Strange as this may seem, Les Grands Ballets Canadiens took a step into its future on Thursday via one of the oldest ballets in the repertoire. The company danced its first Montreal performance of Giselle in 20 years at Place des Arts’s Salle Wilfrid-Pelletier, one week after presenting the piece at the National Arts Centre.
Artistic director Ivan Cavallari said when he took up the job in 2017 that he wanted to give the company a more classical profile after years as a mainly “demi-pointe” troupe focused on contemporary dance. In recent years, aside from its annual run of The Nutcracker, the GBC has relied on touring companies to deliver the big classical story ballets, a practice Mr. Cavallari vowed to end.
Step one in that direction was his own adaptation of Giselle, based on the Marius Petipa choreography that underlies most current productions (not including South African Dada Masilo, whose eclectic take on the work played Place des Arts in September). Step two is a GBC production of The Sleeping Beauty, coming next season and choreographed in 1987 by Brazilian Marcia Haydee, the celebrated former Stuttgart Ballet director and ballerina.
The 2019-20 season opens in October with a new Carmina Burana by Romanian Edward Clug, along with Mr. Clug’s Stabat MATER from 2013, which GBC presented just two years ago. Then comes Fernand Nault’s The Nutcracker, followed by an all-Beethoven program in February, with a new take by American Garrett Smith on the Symphony No. 5, and the late Uwe Scholz’s setting of the Symphony No. 7 – a piece also performed in 2017. The season continues in March with Luna, a trilogy of moon-related pieces by three current or former GBC dancers: Andrew Skeels, Vanesa Garcia-Ribala Montoya and Lesley Telford.
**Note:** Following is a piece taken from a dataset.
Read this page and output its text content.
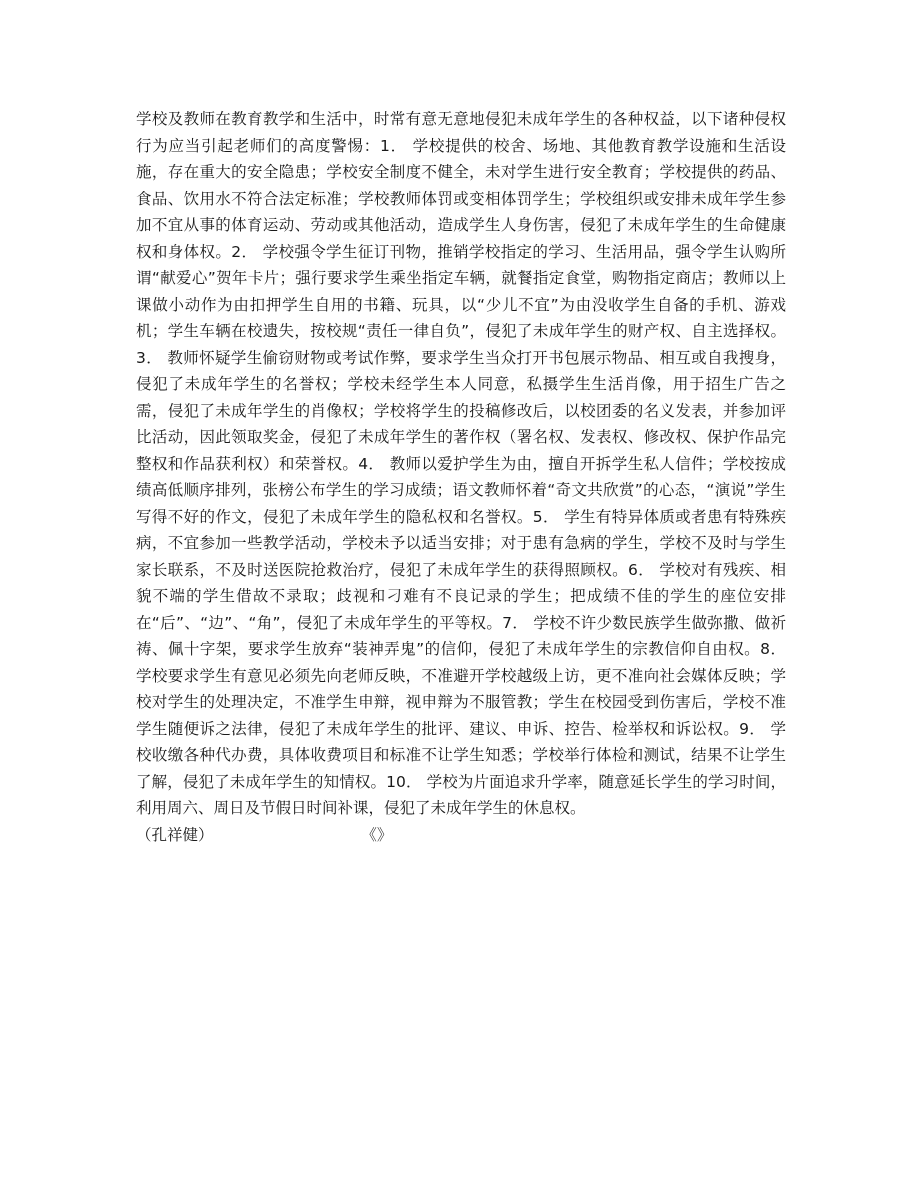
学校及教师在教育教学和生活中，时常有意无意地侵犯未成年学生的各种权益，以下诸种侵权行为应当引起老师们的高度警惕：1． 学校提供的校舍、场地、其他教育教学设施和生活设施，存在重大的安全隐患；学校安全制度不健全，未对学生进行安全教育；学校提供的药品、食品、饮用水不符合法定标准；学校教师体罚或变相体罚学生；学校组织或安排未成年学生参加不宜从事的体育运动、劳动或其他活动，造成学生人身伤害，侵犯了未成年学生的生命健康权和身体权。2． 学校强令学生征订刊物，推销学校指定的学习、生活用品，强令学生认购所谓“献爱心”贺年卡片；强行要求学生乘坐指定车辆，就餐指定食堂，购物指定商店；教师以上课做小动作为由扣押学生自用的书籍、玩具，以“少儿不宜”为由没收学生自备的手机、游戏机；学生车辆在校遗失，按校规“责任一律自负”，侵犯了未成年学生的财产权、自主选择权。3． 教师怀疑学生偷窃财物或考试作弊，要求学生当众打开书包展示物品、相互或自我搜身，侵犯了未成年学生的名誉权；学校未经学生本人同意，私摄学生生活肖像，用于招生广告之需，侵犯了未成年学生的肖像权；学校将学生的投稿修改后，以校团委的名义发表，并参加评比活动，因此领取奖金，侵犯了未成年学生的著作权（署名权、发表权、修改权、保护作品完整权和作品获利权）和荣誉权。4． 教师以爱护学生为由，擅自开拆学生私人信件；学校按成绩高低顺序排列，张榜公布学生的学习成绩；语文教师怀着“奇文共欣赏”的心态，“演说”学生写得不好的作文，侵犯了未成年学生的隐私权和名誉权。5． 学生有特异体质或者患有特殊疾病，不宜参加一些教学活动，学校未予以适当安排；对于患有急病的学生，学校不及时与学生家长联系，不及时送医院抢救治疗，侵犯了未成年学生的获得照顾权。6． 学校对有残疾、相貌不端的学生借故不录取；歧视和刁难有不良记录的学生；把成绩不佳的学生的座位安排在“后”、“边”、“角”，侵犯了未成年学生的平等权。7． 学校不许少数民族学生做弥撒、做祈祷、佩十字架，要求学生放弃“装神弄鬼”的信仰，侵犯了未成年学生的宗教信仰自由权。8． 学校要求学生有意见必须先向老师反映，不准避开学校越级上访，更不准向社会媒体反映；学校对学生的处理决定，不准学生申辩，视申辩为不服管教；学生在校园受到伤害后，学校不准学生随便诉之法律，侵犯了未成年学生的批评、建议、申诉、控告、检举权和诉讼权。9． 学校收缴各种代办费，具体收费项目和标准不让学生知悉；学校举行体检和测试，结果不让学生了解，侵犯了未成年学生的知情权。10． 学校为片面追求升学率，随意延长学生的学习时间，利用周六、周日及节假日时间补课，侵犯了未成年学生的休息权。

（孔祥健）	《》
After a run of Romeo and Juliet in April by the visiting Georgian National Ballet, GBC ends its season in June, 2020, with Ms. Haydee’s Sleeping Beauty, which Mr. Cavallari staged during his previous gig as artistic director of the West Australian Ballet. Mr. Cavallari also danced in the work while a member of the Stuttgart Ballet, with Ms. Haydee as his boss; his last-ever role before retiring as a dancer was the fairy Carabosse. Unaccountably, Ms. Haydee’s name appears nowhere in the glossy season brochure.
That’s a minor flub compared to the PR disaster Mr. Cavallari brought upon himself last year when he announced the current season, originally called An Ode to Woman, which included a mixed program “on the inexhaustible theme of what it is to be a woman” – as interpreted by three male choreographers. That program, first called Femmes, is coming up next month under the title Parlami d’Amore, and now has seven choreographers, including three women from the company (Montoya, Tetyana Martyanova and Vera Kvarcakova).
Mr. Cavallari said his Giselle would have more dancing for the men, and he delivered at once with a big opening solo for Hilarion, the rustic suitor Giselle spurns in favour of the incognito aristocrat Albrecht. Hilarion is often mainly a mime role, but Célestin Boutin leapt and spun around the stage almost each time he appeared.
Mr. Boutin’s display of athletic passion posed a problem for Alessio Scognamiglio (Albrecht), who had the grace and facility of a danseur noble, but no fire, nor any flair for the teasing intimacy of his first scene with Giselle. It was as if Albrecht had heard a rumour that he was fond of this girl, but wasn’t sure of it himself.
As Giselle, Yui Sugawara conveyed fragility and dignity while moving convincingly through the character’s transit from girlish joy to devastation when Albrecht’s real identity, and actual fiancée, are revealed. Unfortunately, Giselle’s mad scene and death were upstaged by the scenery. A gigantic and rather garish series of landscape projections began quaking and shaking, apparently to mirror Giselle’s derangement. It was a dumb idea, and embarrassingly executed, in a city of world-leading lighting design and technology. The first-act dances of the corps, women and men, were performed energetically, if not always cleanly.
Any Giselle can be rescued if the ballet-blanc of the second act goes well, and this one did. Ms. Sugawara deepened her characterization through some demanding episodes, and Mr. Scognamiglio proved a sympathetic partner and elegant soloist.
The women of the corps de ballet, as the spirits who kill faithless men, were a pleasure to watch in their graceful, quasi-military formations. Maude Sabourin, as their leader Myrtha, was truly menacing, although Mr. Cavallari’s decision to have her stalk around during Act I was unnecessary and confusing. Throughout the ballet, conductor Jean-Claude Picard led a bold if sometimes over-heavy performance of Adolphe-Charles Adam’s orchestral score.
The opening-night audience hailed the show enthusiastically. Twenty years was too long to wait for the return of one of the great classical ballets.